The lying and/or confabulation is just one part of this – there's also its predilection for nonstandard unicode variants of ordinary typographic marks (check out the way it wrote "Greg Egan" in one of the examples I linked!), its quirk of writing "50 %" instead of "50%", its self-parodically extreme overuse of markdown tables, and its weird, exaggerated, offputting "manic hype-man" tone.
o3 is more agentic than past models, and some of its bad behavior is a result of that, but I would bet that a lot of it is more about the model being "undercooked," noisy, confused – unsure of what it is, of who you are, of the nature and purpose of its interaction with you.
(It's almost the polar opposite of the most recent chatgpt-4o version, which if anything has gotten a little too socially competent...)
comment by Lao Mein (derpherpize) · 2025-04-23T21:32:31.585Z · LW(p) · GW(p)
I really wonder what effects text like this will have on future chain-of-thoughts.
If fine-tuning on text calling out LLM COT deception reduces COT deception, that's one of those ambiguous-events-I-would-instead-like-to-be-fire-alarm-things I hate. It could be trying to be more honest and correct a bad behavior, or just learning to hide its COT more.

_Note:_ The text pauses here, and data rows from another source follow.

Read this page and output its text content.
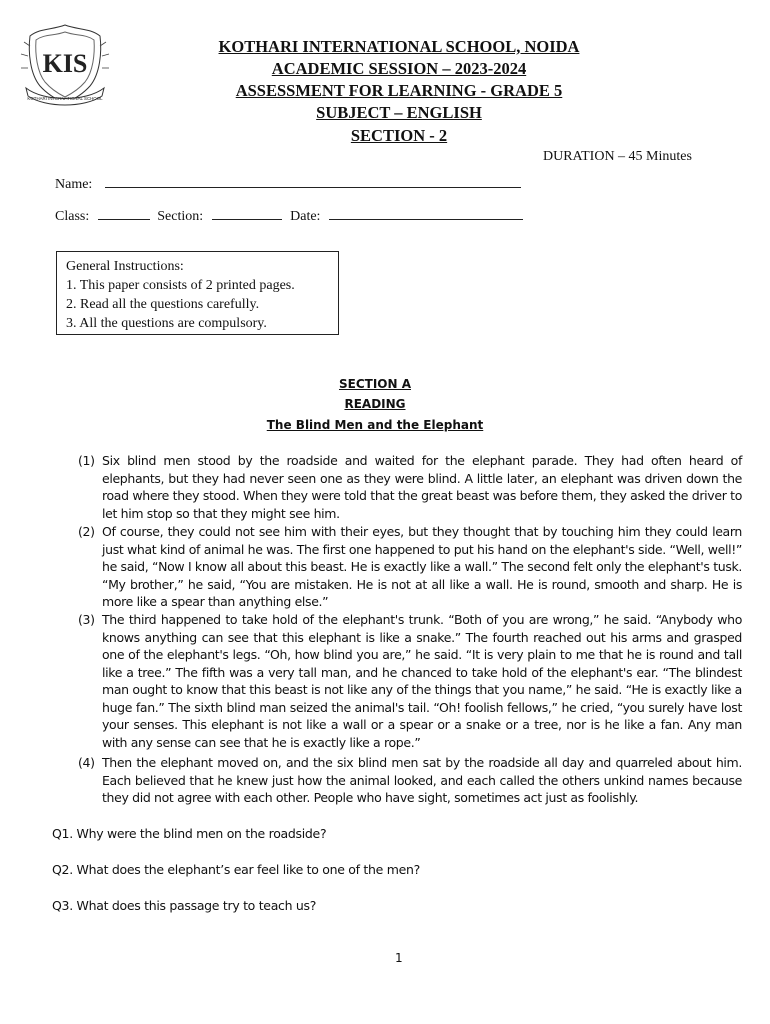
KIS
KOTHARI INTERNATIONAL SCHOOL
KOTHARI INTERNATIONAL SCHOOL, NOIDA
ACADEMIC SESSION – 2023-2024
ASSESSMENT FOR LEARNING - GRADE 5
SUBJECT – ENGLISH
SECTION - 2
DURATION – 45 Minutes
Name:
Class:	Section:	Date:
General Instructions:
1. This paper consists of 2 printed pages.
2. Read all the questions carefully.
3. All the questions are compulsory.
SECTION A
READING
The Blind Men and the Elephant
(1) Six blind men stood by the roadside and waited for the elephant parade. They had often heard of elephants, but they had never seen one as they were blind. A little later, an elephant was driven down the road where they stood. When they were told that the great beast was before them, they asked the driver to let him stop so that they might see him.
(2) Of course, they could not see him with their eyes, but they thought that by touching him they could learn just what kind of animal he was. The first one happened to put his hand on the elephant's side. “Well, well!” he said, “Now I know all about this beast. He is exactly like a wall.” The second felt only the elephant's tusk. “My brother,” he said, “You are mistaken. He is not at all like a wall. He is round, smooth and sharp. He is more like a spear than anything else.”
(3) The third happened to take hold of the elephant's trunk. “Both of you are wrong,” he said. “Anybody who knows anything can see that this elephant is like a snake.” The fourth reached out his arms and grasped one of the elephant's legs. “Oh, how blind you are,” he said. “It is very plain to me that he is round and tall like a tree.” The fifth was a very tall man, and he chanced to take hold of the elephant's ear. “The blindest man ought to know that this beast is not like any of the things that you name,” he said. “He is exactly like a huge fan.” The sixth blind man seized the animal's tail. “Oh! foolish fellows,” he cried, “you surely have lost your senses. This elephant is not like a wall or a spear or a snake or a tree, nor is he like a fan. Any man with any sense can see that he is exactly like a rope.”
(4) Then the elephant moved on, and the six blind men sat by the roadside all day and quarreled about him. Each believed that he knew just how the animal looked, and each called the others unkind names because they did not agree with each other. People who have sight, sometimes act just as foolishly.
Q1. Why were the blind men on the roadside?
Q2. What does the elephant’s ear feel like to one of the men?
Q3. What does this passage try to teach us?
1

I think you would be able to tell which one with the right interpretability tools. We really should freak out if it's the latter, but I suspect we won't.
I guess the actual fire alarm would be direct references to writings like this post and how to get around it in the COT. It might actually spook a lot of people if the COT suddenly changes to ROT13 or Chinese or whatever at that point.
comment by Daniel Samuel (daniel-samuel) · 2025-04-23T22:28:31.865Z · LW(p) · GW(p)
Does this mean AI labs are likely to treat model inaccuracies (like the lies observed in o3) as a secondary concern and 'business as usual', only addressing them seriously when user detection or negative consequences force their hand? If the negative effects can be sufficiently contained or obscured, is there a real danger that the underlying problem won't be proactively solved, essentially leaving a known vulnerability unaddressed? What, if anything, can be done to shift those incentives and encourage a more fundamental fix?